American troops who support peacekeeping efforts as United Nations military observers are unsung heroes, a retired U.S. Army colonel and author said during an Association of the U.S. Army Noon Report webinar. 

Many people were unaware of the role of American military officers and the role they played in the United Nations Truce Supervision Organization since the modern state of Israel was founded in 1948,” retired Col. L. Scott Lingamfelter said during the Dec. 5 webinar. “Their experience … [has] received scant treatment in military literature, yet the lessons that we learned [from them] are very important.” 

A 1973 graduate of the Virginia Military Institute, Lingamfelter served as a field artilleryman and a Middle East foreign area officer. He details his transition from preparing for combat to serving as a military observer in a peacekeeping mission in his book, Yanks in Blue Berets: American U.N. Peacekeepers in the Middle East

In 1948, the U.N. launched the United Nations Truce Supervision Organization, or UNTSO, in response to the conflict that had erupted between Israel and its Arab neighbors, who were opposed to the creation of a Jewish state.

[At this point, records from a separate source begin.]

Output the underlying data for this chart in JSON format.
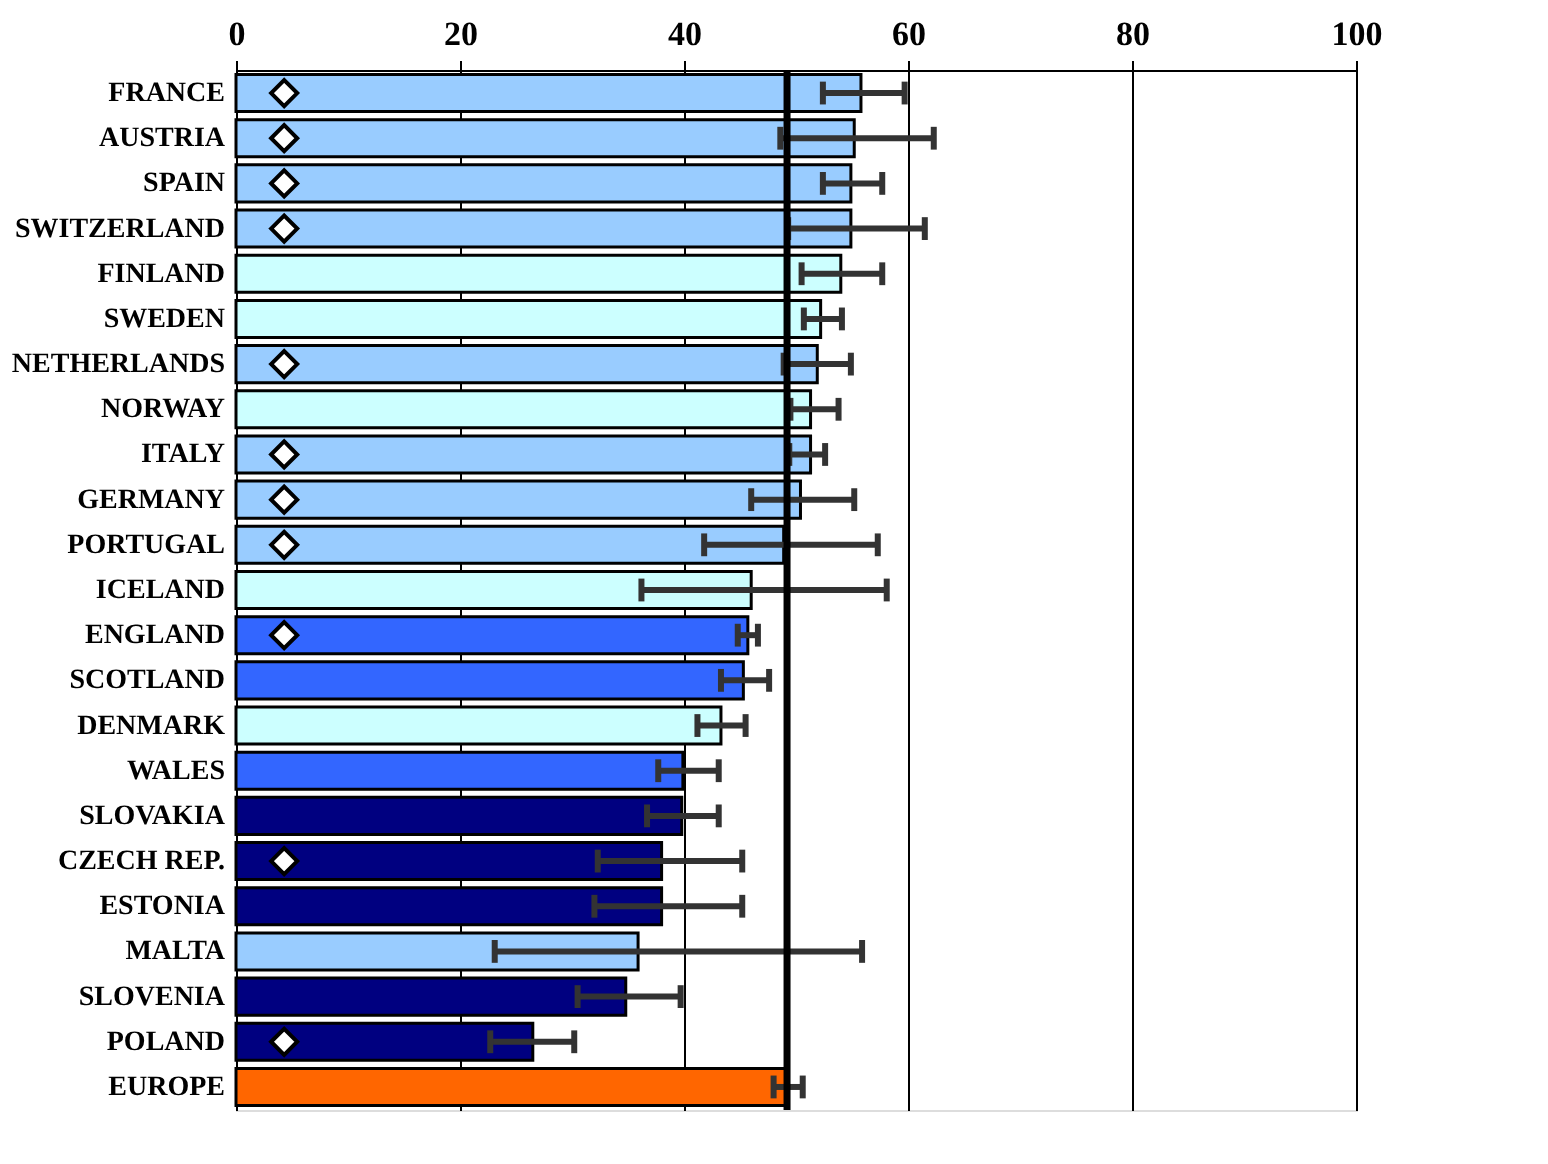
{
  "chart_data": {
    "type": "bar",
    "orientation": "horizontal",
    "categories": [
      "FRANCE",
      "AUSTRIA",
      "SPAIN",
      "SWITZERLAND",
      "FINLAND",
      "SWEDEN",
      "NETHERLANDS",
      "NORWAY",
      "ITALY",
      "GERMANY",
      "PORTUGAL",
      "ICELAND",
      "ENGLAND",
      "SCOTLAND",
      "DENMARK",
      "WALES",
      "SLOVAKIA",
      "CZECH REP.",
      "ESTONIA",
      "MALTA",
      "SLOVENIA",
      "POLAND",
      "EUROPE"
    ],
    "series": [
      {
        "type": "bar",
        "values": [
          55.8,
          55.2,
          54.9,
          54.9,
          54.0,
          52.2,
          51.9,
          51.3,
          51.3,
          50.4,
          48.9,
          46.0,
          45.7,
          45.3,
          43.3,
          39.9,
          39.8,
          38.0,
          38.0,
          35.9,
          34.8,
          26.5,
          49.1
        ],
        "colors": [
          "#99ccff",
          "#99ccff",
          "#99ccff",
          "#99ccff",
          "#ccffff",
          "#ccffff",
          "#99ccff",
          "#ccffff",
          "#99ccff",
          "#99ccff",
          "#99ccff",
          "#ccffff",
          "#3366ff",
          "#3366ff",
          "#ccffff",
          "#3366ff",
          "#000080",
          "#000080",
          "#000080",
          "#99ccff",
          "#000080",
          "#000080",
          "#ff6600"
        ],
        "errors": [
          [
            52.4,
            59.7
          ],
          [
            48.6,
            62.3
          ],
          [
            52.4,
            57.7
          ],
          [
            49.3,
            61.5
          ],
          [
            50.5,
            57.7
          ],
          [
            50.7,
            54.1
          ],
          [
            48.9,
            54.9
          ],
          [
            49.5,
            53.8
          ],
          [
            49.4,
            52.6
          ],
          [
            46.0,
            55.2
          ],
          [
            41.8,
            57.3
          ],
          [
            36.2,
            58.1
          ],
          [
            44.8,
            46.6
          ],
          [
            43.3,
            47.6
          ],
          [
            41.2,
            45.5
          ],
          [
            37.7,
            43.1
          ],
          [
            36.7,
            43.1
          ],
          [
            32.3,
            45.2
          ],
          [
            32.0,
            45.2
          ],
          [
            23.1,
            55.9
          ],
          [
            30.5,
            39.7
          ],
          [
            22.7,
            30.2
          ],
          [
            48.0,
            50.6
          ]
        ]
      },
      {
        "type": "scatter",
        "marker": "diamond",
        "color": "#ffffff",
        "x": [
          "FRANCE",
          "AUSTRIA",
          "SPAIN",
          "SWITZERLAND",
          "NETHERLANDS",
          "ITALY",
          "GERMANY",
          "PORTUGAL",
          "ENGLAND",
          "CZECH REP.",
          "POLAND"
        ],
        "values": [
          4.3,
          4.3,
          4.3,
          4.3,
          4.3,
          4.3,
          4.3,
          4.3,
          4.3,
          4.3,
          4.3
        ]
      }
    ],
    "ref_lines": [
      {
        "axis": "x",
        "value": 49.2,
        "color": "#000000"
      }
    ],
    "xlim": [
      0,
      100
    ],
    "xticks": [
      0,
      20,
      40,
      60,
      80,
      100
    ],
    "grid": "x"
  }
}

The UNTSO quickly found itself overseeing the ceasefire lines between combatant parties, and in the ensuring decades, as countries along the eastern Mediterranean engaged in a series of escalating conflicts, the UNTSO was continually challenged in its peacekeeping mission.

The U.N. military observers are unarmed and “are trained to observe and report violations of the agreements of ceasefire, disengagement,” according to the UNTSO website. Personnel come from 27 nations and include 153 military personnel, according to the website. 

Trained as warfighters, soldiers tasked with peacekeeping had to pivot in a way that Lingamfelter characterized as “discovery learning” with “little formal training.” 

“But what we did learn was nonetheless valuable,” he said. In addition to learning from partner nations and about conflict in the Middle East, Lingamfelter said the most important lesson was “learning episodically [about] how to deal with the parties to the [Arab-Israeli] conflict in reporting violations, resolving disputes, negotiating hostage releases and dealing with the deadly hostile fire that surrounded us all the time.” 

Though Lingamfelter was unarmed during his time as an observer with the United Nations Truce Supervision Organization, it worked to his advantage. “Being an unarmed observer is a dangerous business. ... All that was in our holster was just hard work, resourcefulness, patience and decisiveness,” he said. “Interestingly, I do believe that the fact that we were unarmed, on occasion, was beneficial to our credibility, because we were not seen as a threat.” 

As he closed the discussion, Lingamfelter emphasized that “peace is worth it.” 

“I'm a warrior, and I was trained to be a warrior,” he said. “But I think if you talk to any warrior, we will all agree that peace is better than war. Sometimes you have to fight those wars, but it’s good to learn lessons from the past … to help populate our ideas for shaping these operations.”